Alternative Statistical Hypothesis
(Redirected from alternative hypothesis)
- AKA: Maintained/Research Hypothesis.
- See: Significance Test, Predictive Power, Explanatory Power.
- (Wikipedia, 2016) ⇒ https://en.wikipedia.org/wiki/alternative_hypothesis Retrieved:2016-9-15.
- In statistical hypothesis testing, the alternative hypothesis (or maintained hypothesis or research hypothesis) and the null hypothesis are the two rival hypotheses which are compared by a statistical hypothesis test.
- (The Pennsylvania State University, 2016) ⇒ Setting the Hypotheses: Examples. (n.d.). Retrieved 2016-08-07 from http://onlinecourses.science.psu.edu/stat100/node/63
- Example 11.2. Hypotheses with One Sample of One Categorical Variable
- About 10% of the human population is left-handed. Suppose a researcher at Penn State speculates that students in the College of Arts and Architecture are more likely to be left-handed than people found in the general population. We only have one sample since we will be comparing a population proportion based on a sample value to a known population value.
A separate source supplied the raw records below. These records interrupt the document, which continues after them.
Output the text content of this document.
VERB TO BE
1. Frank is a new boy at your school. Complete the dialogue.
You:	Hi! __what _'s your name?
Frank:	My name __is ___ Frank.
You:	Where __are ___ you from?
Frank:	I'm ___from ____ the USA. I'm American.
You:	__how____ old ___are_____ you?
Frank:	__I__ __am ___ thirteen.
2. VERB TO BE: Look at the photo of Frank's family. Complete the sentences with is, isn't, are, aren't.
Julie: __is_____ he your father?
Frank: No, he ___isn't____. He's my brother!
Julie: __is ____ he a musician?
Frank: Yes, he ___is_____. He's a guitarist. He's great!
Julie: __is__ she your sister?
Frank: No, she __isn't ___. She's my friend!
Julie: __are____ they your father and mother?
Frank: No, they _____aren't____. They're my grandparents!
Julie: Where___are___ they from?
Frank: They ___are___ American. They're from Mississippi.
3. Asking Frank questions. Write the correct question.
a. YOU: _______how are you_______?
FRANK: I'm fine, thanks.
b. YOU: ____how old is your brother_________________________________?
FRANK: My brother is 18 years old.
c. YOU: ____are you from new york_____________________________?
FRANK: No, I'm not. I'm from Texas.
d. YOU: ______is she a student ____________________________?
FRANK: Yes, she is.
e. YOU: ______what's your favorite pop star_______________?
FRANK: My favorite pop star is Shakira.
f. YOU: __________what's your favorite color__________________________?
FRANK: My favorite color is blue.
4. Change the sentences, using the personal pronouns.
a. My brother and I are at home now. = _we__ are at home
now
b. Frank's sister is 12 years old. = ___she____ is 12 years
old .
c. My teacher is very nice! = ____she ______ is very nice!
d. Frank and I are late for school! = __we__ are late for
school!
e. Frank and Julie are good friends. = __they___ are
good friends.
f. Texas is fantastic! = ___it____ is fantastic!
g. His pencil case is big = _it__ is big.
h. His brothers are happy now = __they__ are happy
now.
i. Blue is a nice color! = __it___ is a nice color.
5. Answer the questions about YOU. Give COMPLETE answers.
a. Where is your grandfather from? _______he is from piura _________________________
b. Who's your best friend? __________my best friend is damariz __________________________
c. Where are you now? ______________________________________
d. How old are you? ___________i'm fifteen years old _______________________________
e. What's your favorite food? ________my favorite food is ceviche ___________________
- Research Question: Are artists more likely to be left-handed than people found in the general population?
- Response Variable: Classification of student as either right-handed or left handed
- State Null and Alternative Hypotheses
- Null Hypothesis: Students in the College of Arts and Architecture are no more likely to be left-handed than people in the general population (population percent of left-handed students in the College of Art and Architecture = 10% or p = .10).
- Alternative Hypothesis: Students in the College of Arts and Architecture are more likely to be left-handed than people in the general population (population percent of left-handed students in the College of Art and Architecture > 10% or p > .10). This is a one-sided alternative hypothesis.
- (Wikipedia, 2009) ⇒ http://en.wikipedia.org/wiki/Alternative_hypothesis
- … The concept of an alternative hypothesis in testing was devised by Jerzy Neyman and Egon Pearson, and it is used in the Neyman–Pearson Lemma. It forms a major component modern Statistical Hypothesis Testing. However it was not part of Ronald Fisher's formulation of statistical hypothesis testing, and he violently opposed its use. In Fisher's approach to testing, the central idea is to assess whether the observed dataset could have resulted from chance if the null hypothesis were assumed to hold, notionally without preconceptions about what other model might hold. Modern statistical hypothesis testing accommodates this type of test since the alternative hypothesis can be just the negation of the null hypothesis.